Mischiava e inseriva gli ingredienti con calma, uno alla volta e non tirava la pasta. La accarezzava, la lisciava, concentrandosi. Me la faceva assaggiare, cruda e dolce e io, mentre ne prendevo un pezzetto e lo portavo alla bocca, pensavo che sarei voluta entrare in quel puntino immaginario che lei fissava mentre il pandolce prendeva forma.
Avrei voluto rubare tutti i suoi pensieri, non solo un pezzetto di pasta cruda. Mia nonna non li guardava gli ingredienti, li conosceva a memoria. Li ri-conosceva come avrebbe riconosciuto ad occhi chiusi l’abbraccio di mio nonno o l’odore di noi bambini.

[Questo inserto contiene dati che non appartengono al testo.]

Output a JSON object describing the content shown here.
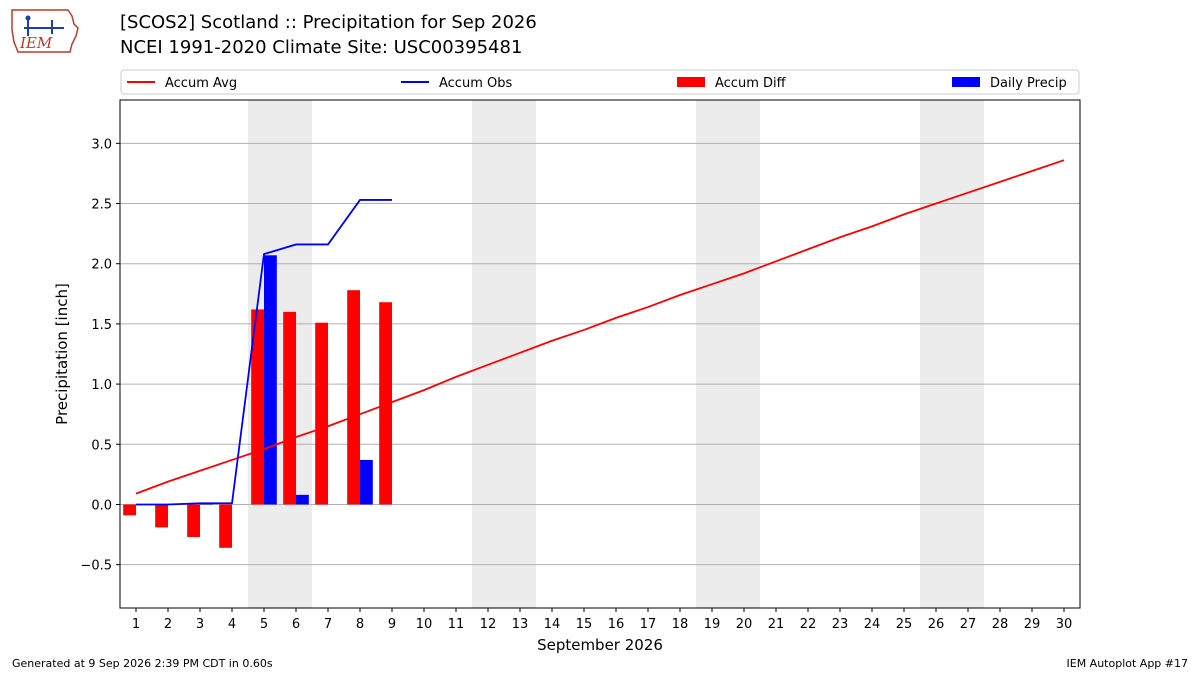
{
  "header": {
    "title_line1": "[SCOS2] Scotland :: Precipitation for Sep 2026",
    "title_line2": "NCEI 1991-2020 Climate Site: USC00395481",
    "logo_text": "IEM"
  },
  "footer": {
    "generated": "Generated at 9 Sep 2026 2:39 PM CDT in 0.60s",
    "app": "IEM Autoplot App #17"
  },
  "chart_data": {
    "type": "bar",
    "xlabel": "September 2026",
    "ylabel": "Precipitation [inch]",
    "x": [
      1,
      2,
      3,
      4,
      5,
      6,
      7,
      8,
      9,
      10,
      11,
      12,
      13,
      14,
      15,
      16,
      17,
      18,
      19,
      20,
      21,
      22,
      23,
      24,
      25,
      26,
      27,
      28,
      29,
      30
    ],
    "xlim": [
      0.5,
      30.5
    ],
    "ylim": [
      -0.86,
      3.36
    ],
    "yticks": [
      -0.5,
      0.0,
      0.5,
      1.0,
      1.5,
      2.0,
      2.5,
      3.0
    ],
    "ytick_labels": [
      "−0.5",
      "0.0",
      "0.5",
      "1.0",
      "1.5",
      "2.0",
      "2.5",
      "3.0"
    ],
    "grid": "horizontal",
    "legend_position": "top",
    "weekend_shading": [
      [
        4.5,
        6.5
      ],
      [
        11.5,
        13.5
      ],
      [
        18.5,
        20.5
      ],
      [
        25.5,
        27.5
      ]
    ],
    "series": [
      {
        "name": "Accum Avg",
        "kind": "line",
        "color": "#ff0000",
        "x": [
          1,
          2,
          3,
          4,
          5,
          6,
          7,
          8,
          9,
          10,
          11,
          12,
          13,
          14,
          15,
          16,
          17,
          18,
          19,
          20,
          21,
          22,
          23,
          24,
          25,
          26,
          27,
          28,
          29,
          30
        ],
        "values": [
          0.09,
          0.19,
          0.28,
          0.37,
          0.46,
          0.56,
          0.65,
          0.75,
          0.85,
          0.95,
          1.06,
          1.16,
          1.26,
          1.36,
          1.45,
          1.55,
          1.64,
          1.74,
          1.83,
          1.92,
          2.02,
          2.12,
          2.22,
          2.31,
          2.41,
          2.5,
          2.59,
          2.68,
          2.77,
          2.86
        ]
      },
      {
        "name": "Accum Obs",
        "kind": "line",
        "color": "#0000ff",
        "x": [
          1,
          2,
          3,
          4,
          5,
          6,
          7,
          8,
          9
        ],
        "values": [
          0.0,
          0.0,
          0.01,
          0.01,
          2.08,
          2.16,
          2.16,
          2.53,
          2.53
        ]
      },
      {
        "name": "Accum Diff",
        "kind": "bar",
        "color": "#ff0000",
        "x": [
          1,
          2,
          3,
          4,
          5,
          6,
          7,
          8,
          9
        ],
        "values": [
          -0.09,
          -0.19,
          -0.27,
          -0.36,
          1.62,
          1.6,
          1.51,
          1.78,
          1.68
        ]
      },
      {
        "name": "Daily Precip",
        "kind": "bar",
        "color": "#0000ff",
        "x": [
          1,
          2,
          3,
          4,
          5,
          6,
          7,
          8,
          9
        ],
        "values": [
          0.0,
          0.0,
          0.01,
          0.0,
          2.07,
          0.08,
          0.0,
          0.37,
          0.0
        ]
      }
    ]
  }
}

Il controllo, lo spazio, la misura.
Lei aveva tutto “sotto controllo”. Stava organizzando le nostre giornate di festa e, nutrendoci, ci avrebbe regalato ricordi. Tutto il resto era lì. Dentro a quell’impasto. Una ricetta, il cibo si può trasformare in amore, grandezza, cura ed estensione.
Pandolce. Pane-dolce.
In un libro lessi che Pane è la più accogliente, la più gentile di tutte le parole. Suggerivano di scriverla sempre in maiuscolo, come il nostro nome. Dolce è uno dei quattro sapori fondamentali che il nostro palato è in grado di riconoscere.
Pandolce.
Ecco, io ricomincio da qui.
Entro nel negozio e compro la frutta candita. Stasera mangerò una ciliegia, lo prometto.
Domani, alle prime luci del giorno, chiederò a mia madre di aiutarmi ad impastare e so che piano piano incomincerò a trovare la mia misura nel mondo.